The Last Hundred Years is Smiley's trilogy, which follows the Langdon family from 1920 to 2019. She's tackled several narrative forms in her 14 novels and here's another: a trilogy teeming with characters and interwoven stories, in the footsteps of her beloved Dickens and Trollope. But did I really scribble the words ''boring'' and ''baggy'' in my notebook about volume one: Some Luck? The novel has one short chapter for each year which skims over people's lives, switching viewpoints, always the outside observer. It's impossible to remember everyone's names, the plain language making the reader long for ''something to happen'', beyond kids learning to walk or soybeans replacing oats.

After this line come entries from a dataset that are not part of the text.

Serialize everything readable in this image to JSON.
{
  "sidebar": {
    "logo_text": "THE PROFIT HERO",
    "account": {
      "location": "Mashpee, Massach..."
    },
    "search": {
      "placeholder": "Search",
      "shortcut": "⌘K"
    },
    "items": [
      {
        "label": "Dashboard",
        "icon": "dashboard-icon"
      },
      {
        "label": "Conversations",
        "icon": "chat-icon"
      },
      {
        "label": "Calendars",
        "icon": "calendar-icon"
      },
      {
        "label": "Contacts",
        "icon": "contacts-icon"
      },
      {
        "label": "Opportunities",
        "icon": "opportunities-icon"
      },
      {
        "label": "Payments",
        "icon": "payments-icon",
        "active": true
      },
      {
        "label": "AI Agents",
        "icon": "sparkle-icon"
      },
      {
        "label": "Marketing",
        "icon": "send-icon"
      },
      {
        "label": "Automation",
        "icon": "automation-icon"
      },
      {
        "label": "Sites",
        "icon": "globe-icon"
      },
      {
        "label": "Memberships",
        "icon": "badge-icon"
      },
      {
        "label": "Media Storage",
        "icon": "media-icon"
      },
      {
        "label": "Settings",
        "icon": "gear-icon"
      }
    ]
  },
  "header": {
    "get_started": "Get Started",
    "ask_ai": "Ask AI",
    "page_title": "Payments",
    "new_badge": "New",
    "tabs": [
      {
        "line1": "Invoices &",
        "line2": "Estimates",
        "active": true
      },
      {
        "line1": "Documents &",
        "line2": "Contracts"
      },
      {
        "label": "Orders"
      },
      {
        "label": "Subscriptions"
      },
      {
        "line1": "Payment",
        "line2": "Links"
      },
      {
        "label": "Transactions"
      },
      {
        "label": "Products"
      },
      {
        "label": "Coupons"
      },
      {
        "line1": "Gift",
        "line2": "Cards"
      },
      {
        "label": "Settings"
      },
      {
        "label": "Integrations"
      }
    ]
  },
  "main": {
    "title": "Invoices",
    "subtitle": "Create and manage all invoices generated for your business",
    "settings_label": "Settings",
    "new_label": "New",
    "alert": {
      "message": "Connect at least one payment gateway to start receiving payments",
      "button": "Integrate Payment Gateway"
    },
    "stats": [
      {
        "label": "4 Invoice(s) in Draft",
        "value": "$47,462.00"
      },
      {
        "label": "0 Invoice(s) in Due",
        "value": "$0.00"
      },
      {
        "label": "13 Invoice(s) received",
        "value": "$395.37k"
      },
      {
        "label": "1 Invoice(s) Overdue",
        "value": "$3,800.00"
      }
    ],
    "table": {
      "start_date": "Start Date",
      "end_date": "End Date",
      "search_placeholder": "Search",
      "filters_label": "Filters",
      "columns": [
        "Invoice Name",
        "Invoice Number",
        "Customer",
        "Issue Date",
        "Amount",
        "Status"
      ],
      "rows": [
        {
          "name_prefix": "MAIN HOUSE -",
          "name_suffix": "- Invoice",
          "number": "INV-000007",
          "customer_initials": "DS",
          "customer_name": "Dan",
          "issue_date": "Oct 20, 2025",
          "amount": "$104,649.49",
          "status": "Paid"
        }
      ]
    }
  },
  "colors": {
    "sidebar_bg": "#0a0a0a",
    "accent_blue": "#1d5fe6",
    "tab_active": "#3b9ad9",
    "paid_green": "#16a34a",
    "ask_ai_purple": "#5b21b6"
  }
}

After closing Early Warning though, the second and latest volume, I finally got it. Smiley surprises with each new novel and I like where she takes me on her tireless literary adventures and compulsive, unpretentious storytelling. Early Warning continues the galloping chronological biography of a family and of the American century, year by year, child by child. They grow up, move away to Chicago, California, New York; they make money, change nappies, have sex and sweep the yard. In each family, Smiley seems to be saying that there will always be boring and baggy moments. Even fictional characters must do the washing-up!
Some Luck begins in Iowa in 1920 and ends in 1953. Farmers Walter and Rosanna Langdon have six children; five survive: Frank, Joe, Lillian, Henry and Claire. If Volume One was ''down on the farm in rural Iowa with mom and pop'' then Early Warning is about ''money, war, city life and baby boomers: the siblings story''. It is also utterly engaging. We understand Frank's cool disengagement and bizarre love life; we are respectful of his stoical brother Joe, the farmer who stays behind; protective of Lillian who marries the patriotic-patriarch, Arthur, and we are delighted by the literature-loving, gay Henry and of Claire's determination to break free of overbearing Paul. Politics and history happen on and offstage: discussed at dinner or directly experienced. The Cold War enters the Langdon's lives; Vietnam takes lives; feminism, cults and global capitalism challenge or corrupt. In 1961 we watch Arthur (CIA spymaster) pacing the bedroom after the Bay of Pigs debacle; we listen to Rosanna and Minnie commenting on JFK's inauguration on TV, mocking Jackie Kennedy's French suits.
With countless characters and 33 chapters, Smiley covers most issues: therapy, homosexuality, cults, race, divorce, adultery and three decades of changing crops, gadgets, fashions, language and music. She doesn't judge. There are no major revelations or plot twists. Location dictates well-being. The dialogue is funny and real. The story rolls along. Tim's death is traumatic; Lillian and Rosanna die in quiet, heart-breaking prose. These aren't spoilers: the point of all this seems to be, we live, we die, we're all equal. Early Warning is a masterpiece of quick and perfectly executed brushstrokes. When the trilogy is completed (this year) we'll have a major addition to the grand chronicle of American Life.